19.2. Update Process •
•
•
Stakeholder Involvement: During the review process, alsim CLOUD seeks input from relevant stakeholders, including ESS Engineering Software Steyr GmbH’s legal, compliance, security, and operational teams, to ensure the SaaS SLC reflects comprehensive insights from all key areas of expertise. Client Notification: Clients are notified of any updates to the SaaS SLC at least 30 days in advance of the effective date. Notifications are provided through official communication channels, including email and the client portal, to ensure clients have time to review and understand any changes and such updates do not amend the GTC unless expressly agreed by the parties. Document Versioning: Each version of the SaaS SLC is documented with a unique version number and effective date. Clients can access previous versions of the SaaS SLC for reference, supporting transparency and clear communication about service expectations over time.

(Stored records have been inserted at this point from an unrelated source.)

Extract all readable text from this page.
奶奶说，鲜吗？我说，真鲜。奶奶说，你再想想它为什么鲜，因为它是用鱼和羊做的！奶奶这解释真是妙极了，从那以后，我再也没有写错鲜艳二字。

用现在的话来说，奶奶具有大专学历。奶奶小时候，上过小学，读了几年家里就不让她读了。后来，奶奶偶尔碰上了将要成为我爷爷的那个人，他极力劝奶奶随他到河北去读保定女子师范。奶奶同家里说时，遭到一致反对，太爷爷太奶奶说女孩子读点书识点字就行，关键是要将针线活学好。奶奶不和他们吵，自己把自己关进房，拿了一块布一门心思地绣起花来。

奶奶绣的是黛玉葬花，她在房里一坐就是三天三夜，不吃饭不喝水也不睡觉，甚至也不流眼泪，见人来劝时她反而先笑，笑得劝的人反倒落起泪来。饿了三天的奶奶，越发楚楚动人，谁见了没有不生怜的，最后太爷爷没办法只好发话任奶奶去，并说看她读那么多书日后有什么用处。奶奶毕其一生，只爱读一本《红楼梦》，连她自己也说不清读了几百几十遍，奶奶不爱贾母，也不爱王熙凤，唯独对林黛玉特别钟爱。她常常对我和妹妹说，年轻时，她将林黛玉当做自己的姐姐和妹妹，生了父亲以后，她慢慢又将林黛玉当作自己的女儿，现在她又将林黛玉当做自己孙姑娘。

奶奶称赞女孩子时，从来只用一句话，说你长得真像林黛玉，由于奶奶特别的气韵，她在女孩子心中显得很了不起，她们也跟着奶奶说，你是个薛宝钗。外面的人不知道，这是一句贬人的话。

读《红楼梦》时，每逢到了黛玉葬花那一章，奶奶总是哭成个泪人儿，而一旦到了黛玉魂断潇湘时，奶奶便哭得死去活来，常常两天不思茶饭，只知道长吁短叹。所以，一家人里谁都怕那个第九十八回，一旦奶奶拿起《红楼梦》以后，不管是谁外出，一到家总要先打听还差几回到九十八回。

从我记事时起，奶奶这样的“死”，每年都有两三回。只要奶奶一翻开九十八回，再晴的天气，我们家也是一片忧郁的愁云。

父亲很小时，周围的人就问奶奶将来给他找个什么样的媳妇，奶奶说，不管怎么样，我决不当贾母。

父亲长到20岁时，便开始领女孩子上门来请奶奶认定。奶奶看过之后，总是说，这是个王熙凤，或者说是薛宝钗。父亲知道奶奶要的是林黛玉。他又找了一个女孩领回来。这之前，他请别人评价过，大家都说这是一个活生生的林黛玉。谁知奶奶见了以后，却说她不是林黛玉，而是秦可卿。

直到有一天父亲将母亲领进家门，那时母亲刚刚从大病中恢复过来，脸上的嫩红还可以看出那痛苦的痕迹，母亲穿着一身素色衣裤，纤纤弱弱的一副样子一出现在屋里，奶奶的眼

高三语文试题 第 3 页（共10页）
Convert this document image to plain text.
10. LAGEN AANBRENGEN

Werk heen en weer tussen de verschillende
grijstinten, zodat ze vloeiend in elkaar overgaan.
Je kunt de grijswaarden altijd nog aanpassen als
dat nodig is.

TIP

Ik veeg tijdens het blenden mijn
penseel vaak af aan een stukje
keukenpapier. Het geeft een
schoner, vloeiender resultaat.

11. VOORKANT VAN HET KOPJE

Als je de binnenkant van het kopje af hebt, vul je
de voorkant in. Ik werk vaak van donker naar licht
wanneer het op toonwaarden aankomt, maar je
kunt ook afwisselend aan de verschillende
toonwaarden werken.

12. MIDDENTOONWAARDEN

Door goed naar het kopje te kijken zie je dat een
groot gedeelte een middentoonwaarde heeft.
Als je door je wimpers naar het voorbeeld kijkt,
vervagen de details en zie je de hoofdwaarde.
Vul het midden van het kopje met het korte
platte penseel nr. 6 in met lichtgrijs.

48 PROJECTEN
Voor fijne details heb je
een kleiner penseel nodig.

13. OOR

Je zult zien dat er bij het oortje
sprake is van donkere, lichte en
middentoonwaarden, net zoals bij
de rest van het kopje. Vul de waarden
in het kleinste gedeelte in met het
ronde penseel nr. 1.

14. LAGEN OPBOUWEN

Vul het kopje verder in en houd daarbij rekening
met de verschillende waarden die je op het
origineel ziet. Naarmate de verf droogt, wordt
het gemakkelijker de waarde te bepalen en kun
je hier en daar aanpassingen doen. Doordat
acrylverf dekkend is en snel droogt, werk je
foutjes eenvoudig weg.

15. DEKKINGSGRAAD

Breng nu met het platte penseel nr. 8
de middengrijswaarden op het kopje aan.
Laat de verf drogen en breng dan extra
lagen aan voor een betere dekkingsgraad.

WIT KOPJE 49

19.3. Client Acknowledgment •
•
Acceptance of Updates: By continuing to use alsim CLOUD services after an updated SaaS SLC has taken effect, clients acknowledge and accept the terms outlined in the revised SaaS SLC. Clients are encouraged to review updates carefully to understand any changes in service commitments or policies. Option to Discuss Changes: If clients have questions or concerns regarding updates to the SaaS SLC, they are invited to contact alsim CLOUD’s support team. alsim CLOUD is committed to providing clarity and addressing any concerns about new terms or adjustments.
Through regular reviews and transparent updates to the SaaS SLC, alsim CLOUD ensures that its service commitments remain clear, up-to-date, and aligned with client expectations and industry requirements.